Prostate Cancer Screening and Treatment
Prostate cancer screening is important, especially if you have a family history of prostate cancer. Screening for prostate cancer to find unsuspected cancers includes a prostate-specific antigen (PSA) blood test and a digital rectal exam (DRE) to assess the size and feel of the prostate. If screening exams indicate the possible presence of cancer, follow-up may be required. Follow-up tests may include a biopsy, with cell samples taken for closer study.
Treatment for prostate cancer can include a number of options, including taking a wait-and-see approach while monitoring tumor progress and symptoms and surgery. Other options include:
• Prostate Seed Implantation – This outpatient procedure involves the placement of tiny radioactive “seeds” into the prostate cancer tumor site. The seeds deliver a low dose of radiation to the cancer cells while slowly disintegrating over time. This minimally invasive procedure only takes about an hour to complete and has proven very successful in treating tumors in their earlier phases
• High Dose Radiation Therapy (HDR or Temporary Brachytherapy) – This is another form of internal radiation that involves the temporary placement of higher-dose radioactive seeds into the prostate. A hospital stay is involved, during which a template is fitted into the area to be treated. The initial treatment is generally two or three times following again about two weeks later
• External Beam Radiation – This therapy involves the use of daily radiation treatments, five days a week, for generally seven to eight weeks. These painless sessions only last a few minutes. The primary target is the prostate gland itself. Intensity-modulated radiation therapy (IMRT), image-guided radiation therapy (IGRT), and 3D conformal radiation therapy enable more precise targeting of the tumor to spare nearby tissue
• Combination Seed/EBR – This therapy is conducted in advanced stages of prostate cancer for those at risk for a spread of the disease. It involves the use of both seed implants and external beam radiation
• Hormonal Therapy – This therapy may be used in conjunction with others if a tumor is large. It is designed to suppress, eliminate or add particular hormones to the body to slow or stop the growth and/or spread of cancer.

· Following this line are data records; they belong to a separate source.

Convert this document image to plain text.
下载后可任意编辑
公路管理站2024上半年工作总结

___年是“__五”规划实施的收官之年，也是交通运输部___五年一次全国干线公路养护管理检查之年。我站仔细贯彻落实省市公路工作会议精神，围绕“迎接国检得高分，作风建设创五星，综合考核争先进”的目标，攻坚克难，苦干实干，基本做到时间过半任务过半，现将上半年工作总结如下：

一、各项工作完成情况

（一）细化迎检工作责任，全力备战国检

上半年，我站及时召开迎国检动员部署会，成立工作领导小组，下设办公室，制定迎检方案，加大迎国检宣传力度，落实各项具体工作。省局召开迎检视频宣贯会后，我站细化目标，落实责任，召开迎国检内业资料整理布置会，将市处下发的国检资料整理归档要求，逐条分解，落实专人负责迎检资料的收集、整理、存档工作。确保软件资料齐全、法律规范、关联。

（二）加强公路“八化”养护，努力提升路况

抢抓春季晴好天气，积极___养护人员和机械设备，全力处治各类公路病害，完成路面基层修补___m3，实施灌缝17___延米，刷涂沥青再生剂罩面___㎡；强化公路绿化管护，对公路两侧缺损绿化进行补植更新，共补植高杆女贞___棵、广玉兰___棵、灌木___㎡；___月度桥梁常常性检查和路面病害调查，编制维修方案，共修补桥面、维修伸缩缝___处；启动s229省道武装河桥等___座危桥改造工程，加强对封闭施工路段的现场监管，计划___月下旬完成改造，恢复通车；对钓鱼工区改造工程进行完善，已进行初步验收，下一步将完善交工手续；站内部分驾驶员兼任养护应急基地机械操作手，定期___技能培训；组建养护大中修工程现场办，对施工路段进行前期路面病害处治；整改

Which cancer treatment options are best depends on the stage of the disease, the Gleason score, and the PSA level. Other important factors are age, general health, and patient views about potential treatments and their possible side-effects.

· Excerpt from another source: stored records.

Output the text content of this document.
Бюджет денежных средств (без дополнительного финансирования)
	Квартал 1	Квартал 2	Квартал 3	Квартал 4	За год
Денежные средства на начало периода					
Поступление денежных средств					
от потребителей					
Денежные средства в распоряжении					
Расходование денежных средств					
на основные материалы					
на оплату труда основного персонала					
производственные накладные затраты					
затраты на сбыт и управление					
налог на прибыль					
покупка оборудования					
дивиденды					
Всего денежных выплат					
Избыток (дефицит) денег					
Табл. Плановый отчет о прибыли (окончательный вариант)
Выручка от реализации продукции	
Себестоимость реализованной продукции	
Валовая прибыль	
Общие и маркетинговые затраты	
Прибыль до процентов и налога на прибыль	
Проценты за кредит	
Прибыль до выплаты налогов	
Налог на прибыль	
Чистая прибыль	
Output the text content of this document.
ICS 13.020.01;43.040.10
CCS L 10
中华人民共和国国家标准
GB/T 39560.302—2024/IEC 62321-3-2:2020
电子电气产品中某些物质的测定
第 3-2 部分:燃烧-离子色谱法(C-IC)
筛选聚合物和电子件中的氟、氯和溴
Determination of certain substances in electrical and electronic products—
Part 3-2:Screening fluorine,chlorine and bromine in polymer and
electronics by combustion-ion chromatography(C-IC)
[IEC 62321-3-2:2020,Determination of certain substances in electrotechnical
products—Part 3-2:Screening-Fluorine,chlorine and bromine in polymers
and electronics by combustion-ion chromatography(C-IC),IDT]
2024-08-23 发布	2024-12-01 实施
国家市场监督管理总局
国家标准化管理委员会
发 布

Choice Cancer Care suggests working very closely with our doctors and oncologists to determine the best prostate cancer treatment for you and your lifestyle. The average life expectancy with men who have been diagnosed with prostate cancer has increased due to advances in the treatment of prostate cancer.

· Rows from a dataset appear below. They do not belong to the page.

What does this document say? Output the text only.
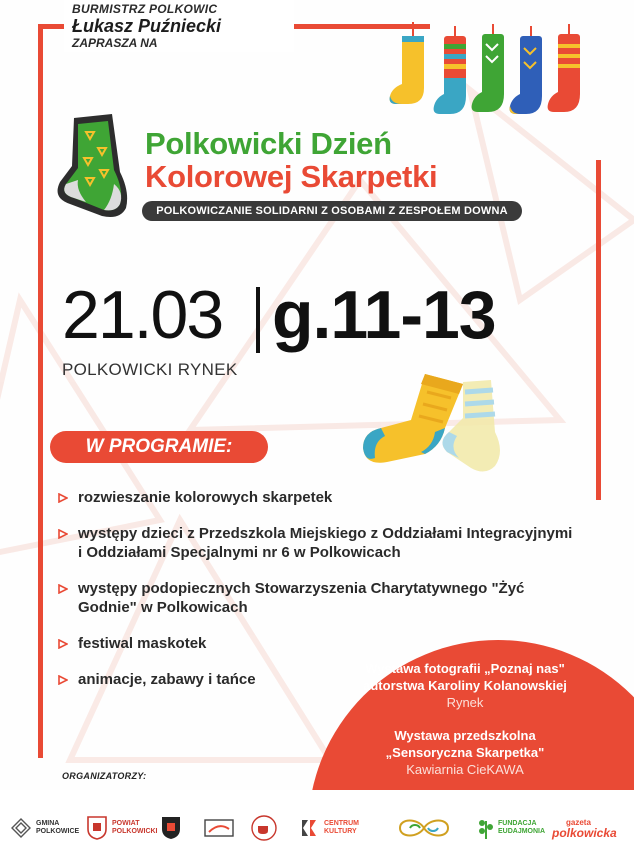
BURMISTRZ POLKOWIC
Łukasz Puźniecki
ZAPRASZA NA
Polkowicki Dzień
Kolorowej Skarpetki
POLKOWICZANIE SOLIDARNI Z OSOBAMI Z ZESPOŁEM DOWNA
21.03 g.11-13
POLKOWICKI RYNEK
W PROGRAMIE:
rozwieszanie kolorowych skarpetek
występy dzieci z Przedszkola Miejskiego z Oddziałami Integracyjnymi i Oddziałami Specjalnymi nr 6 w Polkowicach
występy podopiecznych Stowarzyszenia Charytatywnego "Żyć Godnie" w Polkowicach
festiwal maskotek
animacje, zabawy i tańce
Wystawa fotografii „Poznaj nas"
autorstwa Karoliny Kolanowskiej
Rynek
Wystawa przedszkolna
„Sensoryczna Skarpetka"
Kawiarnia CieKAWA
ORGANIZATORZY:
GMINA
POLKOWICE
POWIAT
POLKOWICKI
CENTRUM
KULTURY
FUNDACJA
EUDAJMONIA
gazeta
polkowicka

Choice Cancer Care’s surgeons are dedicated to providing men with the most effective prostate cancer treatment options available. They prefer using Prostate Seed Implants to treat men whenever this method is an advisable option. Less invasive than a radical prostatectomy, implants have been proven highly effective over the course of more than 15 years of use. Choice Cancer Care has treated more than 5,000 men with seed implant therapy and has also overseen more than 10,000 cases where External Beam Radiation was used to battle prostate cancer.